With any flight of long duration, pilots face a number of potential challenges. According to some people in the industry, mechanical failure is probably the least of the pilots concerns at this point. Frank Jensen, president of Helicopter Association International, cites fluctuations in weather as a possible hazard. "The obvious thing that comes up on the radar screen is weather. Flying from West to East, they're looking for favorable winds. If the winds turnaround and become a head wind, it could be a problem. If one of the refueling stops should become obscured by fog or bad weather that could be a problem."

Ian Parker, editor of Helicopter World, agreed that weather is always going to be a factor when flying a helicopter. Regardless if the crew has some of the best weather detection equipment onboard, Parker said, "One of the key skills of a good pilot is knowing when to postpone a flight." As for dependiblity of the helicopter, Ian Parker doesn't foresee a problem, stating, "Reliability is very high with this helicopter."

Ron Bower, a well-known helicopter dare-devil, confessed to his own difficulties with weather during his helicopter flight around the world. In reference to the L'Esprit d'Intertechniqe pilots, Bower stated, "Ihave a feeling they are going to run into some difficulties. I did in thearctic areas. When I say difficulties, I mean low ceilings, low visibillity ... I couldn't predict the weather in my situation.
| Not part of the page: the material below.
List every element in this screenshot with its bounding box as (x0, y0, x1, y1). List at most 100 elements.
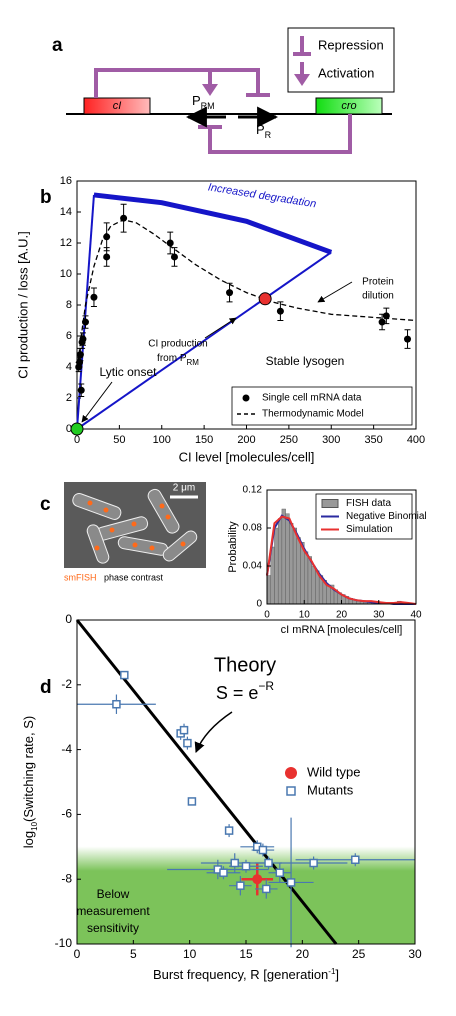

I just had to take what I could get."

While weather remains a concern, another factor may come into play during a lengthy flight. While the pilots may or may not end up fighting against the elements, they will undoubtably be forced to fight against the limits of human endurance.

As noted by retired Navy captain Stephen Millikin, fatigue can wear heavily on crews during extended flights. Of his own experience, Captain Millikin noted, "even on a 9-hour flight, after it was over, I fell asleep for 18 hours straight. There is a lot of vibration, a lot of wear

and tear when you fly a helicopter. A normal mission usually lasts about 4 and a half hours." The pilots aboard the transatlantic flight can expect to be in the air at least 27 hours.

With 25 years of experience as an Army pilot, Scott Barnes is well aware of the human fatigue factor in long flights. He recalls, "As time starts droning on, the first 8-10 hours are okay, but the next 12-14 hours are tough." Barnes estimates, "They'll [the pilots] will have to find things to keep awake and keep their minds busy. Their knees and back will start aching after awhile. They'll be going over monotonous terrain, seeing the same thing over and over again."

Frank Jensen also discussed the potential for illness, saying "There could be a malady that could strike both of the flight crew. That's why on commercial aircraft flights the pilot and copilot eat different meals -- to avoid both being affected by say, food poisoning." Jensen further noted, "In today's world, it's really interesting, the majority of aircraft accidents have been caused by human failure, not mechanical failure. Generally the three factors are weather, human failure, or mechanical."

As for the refueling system, how concerned should the crew be with its capability?

Jensen said, "The US Army did a lot of hot-refueling in Vietnam and other areas. They'd drop fuel bladders on the ground, bring in tankers and refuel these. Helicopters would sit down and hot refuel. I don't see any danger in this. There is 50 ft. of refueling hose dropping out of the bottom of the helicopter, so there's no real danger with hose entanglement. And no other factors other than bad weather/visibility or the seas being rough."

In Parker's opinion, the reason a commercial non-stop transatlantic flight has never been attempted before has to do with the refueling system. "I'd imagine it's because of the refueling. With helicopters, you don't have the range, capability or equipment to fly that long. Normal endurance for this type of helicopter is four hours."

Jensen added, "The big point I would make, having been involved with helicopters since 1955 when I went through helicopter school is this - helicopter people are pretty ingenious. If you give them a capability they'll find a way to use it. If you build it they'll come. This refueling technology is a perfect example. It's advancing the state of the art, giving us a new capability, and I think the industry will find a very practical way to use it."